This week Her Campus had the opportunity of interviewing Paige Price for Campus Cutie. Paige is a Sophomore, Sports Management major from Long Beach, California. One of her hobbies is playing soccer, as she plays defense and midfield on Hampton University’s Women’s Soccer team.
HC: How would you best describe yourself?
PP: I would describe myself as a very hard worker. I have always worked hard with school, soccer, and anything I have ever put my mind to. I am pretty optimistic and a fun person to be around. People always come to me when they need advice about different situations a lot.
HC: When did you start playing soccer?
PP: I started playing soccer when I was four years old. I grew up in California, so I started playing at a park near my house, and I have been playing ever since.
HC: Why do you enjoy playing soccer?
PP: Well, I played golf, basketball, and tennis before but the only thing that stuck was soccer. Soccer helps me with my ADHD because there are a lot of different things happening at once, and it helps me focus on one thing. Soccer players run on average three to five miles per game. Although it is a lot of running, I like the running part. Soccer is just the sport I fell in love with as a child.
HC: Was there a big transition from playing soccer in High School to playing at a University?
PP: Yes, there was a big change just in the fact that there were longer, more frequent as well as morning practices. In high school, we did not lift a lot of weights. That just was not something my coach was focused on at the time. In high school, I was also playing club soccer, so in the afternoon I would have practiced for school and, in the evening, practice with my club team. The routine was somewhat the same, but in college, it got a little more intense. Although it was difficult, I adjusted to playing at a D1 level.
HC: When did you find out you had ADHD?
PP: The average age of diagnosis is about 7. I was late being diagnosed because in school I performed really well. In 2013, my family and I moved to Houston and then shortly after (in school) I noticed that I could not focus on tests although I was doing fine in my classes. Paying attention to tests was hard for me and it brought my grades down. My freshman year in high school I had a 3.8 GPA, and then it dropped to a 3.2 my sophomore year. I was not completely failing, but going from a 3.8 to a 3.2 was a substantial difference that made me question what was wrong. I grew up watching my brother deal with ADHD so when I was diagnosed at about 15 or 16 I was kind of adjusted to it, but it was still hard to deal with.

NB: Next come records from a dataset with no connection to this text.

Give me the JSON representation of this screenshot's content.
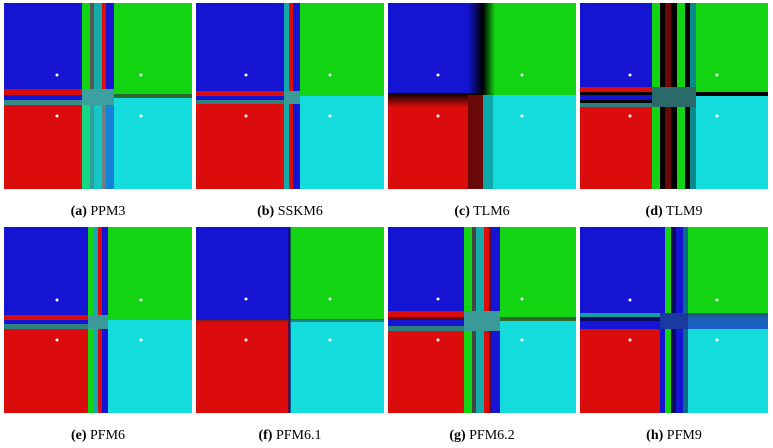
{
  "colors": {
    "blue": "#1414d2",
    "green": "#12d412",
    "red": "#dc0c0c",
    "cyan": "#14dcdc",
    "black": "#000000"
  },
  "panels": [
    {
      "id": "a",
      "label": "(a)",
      "name": "PPM3"
    },
    {
      "id": "b",
      "label": "(b)",
      "name": "SSKM6"
    },
    {
      "id": "c",
      "label": "(c)",
      "name": "TLM6"
    },
    {
      "id": "d",
      "label": "(d)",
      "name": "TLM9"
    },
    {
      "id": "e",
      "label": "(e)",
      "name": "PFM6"
    },
    {
      "id": "f",
      "label": "(f)",
      "name": "PFM6.1"
    },
    {
      "id": "g",
      "label": "(g)",
      "name": "PFM6.2"
    },
    {
      "id": "h",
      "label": "(h)",
      "name": "PFM9"
    }
  ]
}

HC: How do you cope with ADHD?
PP: Well, after high school I went through therapy and talked with my doctor and, now, I am managing with it a lot better. I also went to a 504 facility where they help people with special needs and learning disabilities get more help. I took tests in separate classrooms because I would have bad test-taking anxiety, and being in the room by myself helped me see where my threshold was. And now, it is easier to manage what I deal with. Now, I know what I have to do and when to take my medication. I do not have to take medication every day unless I have a lot of stuff to do that day — if I have an exam or before games. I do not exactly enjoy taking it because it changes my appetite and personality, and sometimes makes me act differently. So, I feel I do not need it as much now because I have so much time to cope with it and I do not depend on it as much. I feel like taking it before my games helps me play better because I can focus on what is happening on both sides of the field and just be able to channel that into what I am doing.
HC: How do you advocate for others that are dealing with learning disabilities?

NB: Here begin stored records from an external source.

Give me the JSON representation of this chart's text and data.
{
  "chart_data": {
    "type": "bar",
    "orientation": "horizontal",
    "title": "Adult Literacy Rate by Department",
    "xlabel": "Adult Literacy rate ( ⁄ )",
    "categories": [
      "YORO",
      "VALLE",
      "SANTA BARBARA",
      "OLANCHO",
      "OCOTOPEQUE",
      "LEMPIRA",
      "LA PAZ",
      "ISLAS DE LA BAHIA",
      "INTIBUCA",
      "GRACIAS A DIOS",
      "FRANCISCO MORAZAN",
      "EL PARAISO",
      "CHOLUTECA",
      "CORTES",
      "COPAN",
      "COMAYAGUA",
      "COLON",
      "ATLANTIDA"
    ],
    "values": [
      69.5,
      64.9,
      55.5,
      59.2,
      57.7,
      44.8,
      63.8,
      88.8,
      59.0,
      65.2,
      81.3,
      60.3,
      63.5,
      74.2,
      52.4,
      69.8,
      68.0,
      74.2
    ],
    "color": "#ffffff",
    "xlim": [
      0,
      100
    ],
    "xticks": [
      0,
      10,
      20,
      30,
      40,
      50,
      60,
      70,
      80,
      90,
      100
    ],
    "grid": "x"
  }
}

PP: I am in the Miss Omega Psi Phi Pageant so my platform has to deal with students at all levels of education with learning difficulties. To try to teach them roads to success when dealing with a learning disability so they can get to where I am now. I want them to be able to feel like they are more than what they are because when I was dealing with it I really thought that there was something genuinely wrong with me. I did not think I would go to a college. Especially not one like Hampton because my test scores were low, and I just was not optimistic about my future. I just want students [who have learning disabilities] to know, whether it is ADHD, dyslexia, etc., that they can do whatever they want to do as long as they put their mind to it.

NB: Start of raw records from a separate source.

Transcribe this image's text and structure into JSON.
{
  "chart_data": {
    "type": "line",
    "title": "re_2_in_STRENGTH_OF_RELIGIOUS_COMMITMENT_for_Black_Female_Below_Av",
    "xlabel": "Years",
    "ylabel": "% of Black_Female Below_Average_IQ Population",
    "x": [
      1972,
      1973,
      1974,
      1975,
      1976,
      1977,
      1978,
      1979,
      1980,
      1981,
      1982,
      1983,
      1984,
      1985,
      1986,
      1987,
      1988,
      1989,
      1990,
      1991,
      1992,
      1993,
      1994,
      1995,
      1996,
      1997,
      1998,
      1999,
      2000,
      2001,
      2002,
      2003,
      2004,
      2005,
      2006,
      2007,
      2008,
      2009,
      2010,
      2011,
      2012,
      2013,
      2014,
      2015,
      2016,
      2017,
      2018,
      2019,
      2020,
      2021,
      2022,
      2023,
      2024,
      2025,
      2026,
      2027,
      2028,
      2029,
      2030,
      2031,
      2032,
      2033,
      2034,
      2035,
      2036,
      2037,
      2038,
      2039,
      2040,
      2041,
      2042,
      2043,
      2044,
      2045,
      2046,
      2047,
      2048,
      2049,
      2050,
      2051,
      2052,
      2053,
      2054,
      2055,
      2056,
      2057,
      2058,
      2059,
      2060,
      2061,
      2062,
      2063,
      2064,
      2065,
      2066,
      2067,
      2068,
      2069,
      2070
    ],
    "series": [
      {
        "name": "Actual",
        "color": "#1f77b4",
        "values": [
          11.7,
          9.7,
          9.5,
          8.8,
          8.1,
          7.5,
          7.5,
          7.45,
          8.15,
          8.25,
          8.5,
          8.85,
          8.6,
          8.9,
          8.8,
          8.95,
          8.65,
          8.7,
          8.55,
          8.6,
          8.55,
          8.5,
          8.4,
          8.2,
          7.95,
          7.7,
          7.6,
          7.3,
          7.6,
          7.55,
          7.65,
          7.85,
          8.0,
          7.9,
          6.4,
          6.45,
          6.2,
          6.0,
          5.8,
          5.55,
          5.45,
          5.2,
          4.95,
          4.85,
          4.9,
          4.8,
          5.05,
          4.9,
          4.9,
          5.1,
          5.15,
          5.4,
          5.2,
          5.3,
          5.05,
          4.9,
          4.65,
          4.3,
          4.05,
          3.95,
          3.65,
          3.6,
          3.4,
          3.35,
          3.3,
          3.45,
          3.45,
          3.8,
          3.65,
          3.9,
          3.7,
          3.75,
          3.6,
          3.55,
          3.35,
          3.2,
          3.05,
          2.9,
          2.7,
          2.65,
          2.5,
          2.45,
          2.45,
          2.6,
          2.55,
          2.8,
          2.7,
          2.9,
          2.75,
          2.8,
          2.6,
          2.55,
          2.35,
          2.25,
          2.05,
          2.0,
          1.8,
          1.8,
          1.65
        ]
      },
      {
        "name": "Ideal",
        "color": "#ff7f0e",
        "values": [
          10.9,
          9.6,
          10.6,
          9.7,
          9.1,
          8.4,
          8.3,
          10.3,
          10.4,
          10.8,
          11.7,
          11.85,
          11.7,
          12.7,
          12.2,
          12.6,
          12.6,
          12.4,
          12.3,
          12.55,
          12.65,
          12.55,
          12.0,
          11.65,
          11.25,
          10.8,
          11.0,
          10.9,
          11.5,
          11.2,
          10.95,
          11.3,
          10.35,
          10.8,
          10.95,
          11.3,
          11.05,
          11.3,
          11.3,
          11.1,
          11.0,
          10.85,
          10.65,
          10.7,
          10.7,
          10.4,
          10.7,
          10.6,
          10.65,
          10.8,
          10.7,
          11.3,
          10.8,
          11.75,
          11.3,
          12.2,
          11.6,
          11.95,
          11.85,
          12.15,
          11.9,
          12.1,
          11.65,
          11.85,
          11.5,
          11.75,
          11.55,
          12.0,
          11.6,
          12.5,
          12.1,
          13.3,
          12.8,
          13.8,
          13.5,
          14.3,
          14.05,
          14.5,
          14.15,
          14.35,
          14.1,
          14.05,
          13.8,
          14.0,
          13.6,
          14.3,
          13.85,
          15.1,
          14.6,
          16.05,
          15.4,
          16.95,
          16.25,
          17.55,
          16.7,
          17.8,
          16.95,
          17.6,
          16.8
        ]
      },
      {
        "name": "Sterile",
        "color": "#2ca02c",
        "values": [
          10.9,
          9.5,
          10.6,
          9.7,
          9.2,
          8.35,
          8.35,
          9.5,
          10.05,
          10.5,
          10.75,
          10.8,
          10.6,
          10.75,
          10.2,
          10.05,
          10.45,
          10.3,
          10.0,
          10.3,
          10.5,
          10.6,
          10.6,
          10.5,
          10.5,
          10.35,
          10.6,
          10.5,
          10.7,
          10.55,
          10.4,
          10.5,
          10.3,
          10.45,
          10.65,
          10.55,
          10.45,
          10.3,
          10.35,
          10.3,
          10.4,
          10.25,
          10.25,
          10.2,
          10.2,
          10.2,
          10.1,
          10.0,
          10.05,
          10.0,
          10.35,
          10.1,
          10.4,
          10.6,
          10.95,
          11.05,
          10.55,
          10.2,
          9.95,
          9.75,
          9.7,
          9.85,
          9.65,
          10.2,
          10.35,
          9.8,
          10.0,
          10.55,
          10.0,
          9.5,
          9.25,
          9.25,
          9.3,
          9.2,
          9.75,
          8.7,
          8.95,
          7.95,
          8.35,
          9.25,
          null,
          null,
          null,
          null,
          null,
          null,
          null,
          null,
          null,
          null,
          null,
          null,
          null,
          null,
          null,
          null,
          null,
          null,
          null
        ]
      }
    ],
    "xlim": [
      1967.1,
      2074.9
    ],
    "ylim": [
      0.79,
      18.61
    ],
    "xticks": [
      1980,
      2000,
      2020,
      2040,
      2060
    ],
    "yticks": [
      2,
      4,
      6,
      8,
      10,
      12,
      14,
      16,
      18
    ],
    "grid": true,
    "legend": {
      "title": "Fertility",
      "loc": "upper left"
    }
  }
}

HC: What are some tips you would give college students who have ADHD or any other learning disability?
PP: I would definitely recommend a planner. Also setting alarms for yourself. I always [have] multiple alarms set. Because we are students we have a lot going on, but we also need our naps. So, I set aside an hour to an hour and a half [for] my naps, and then I wake up and set another alarm to stay on track with everything else I may have to do that day. Whatever I need to do I set an alarm for it. I would also suggest whenever you have free time to go through a mental checklist going down the list of things that needed to be accomplished. My doctor recommend that I color and do sudoku puzzles to keep my mind relaxed sometimes. Sometimes, I’ll do those before a test to ease my mind a little instead of studying more, so that I am calm and collected when I go to take the test and I am not worried about anything. Music helps me a lot, even though I know that may be hard for most people. I cannot do anything in silence, even reading, because when it is silent I start thinking about other things and get sidetracked. The music is background noise, but not a distraction. When I am studying, I put my headphones in and just cancel out the world and do what I need to do because — at the end of the day — things still need to get done.
The Omega Psi Phi Pageant is November 15th and Paige is Contestant Number 8. Go out and support!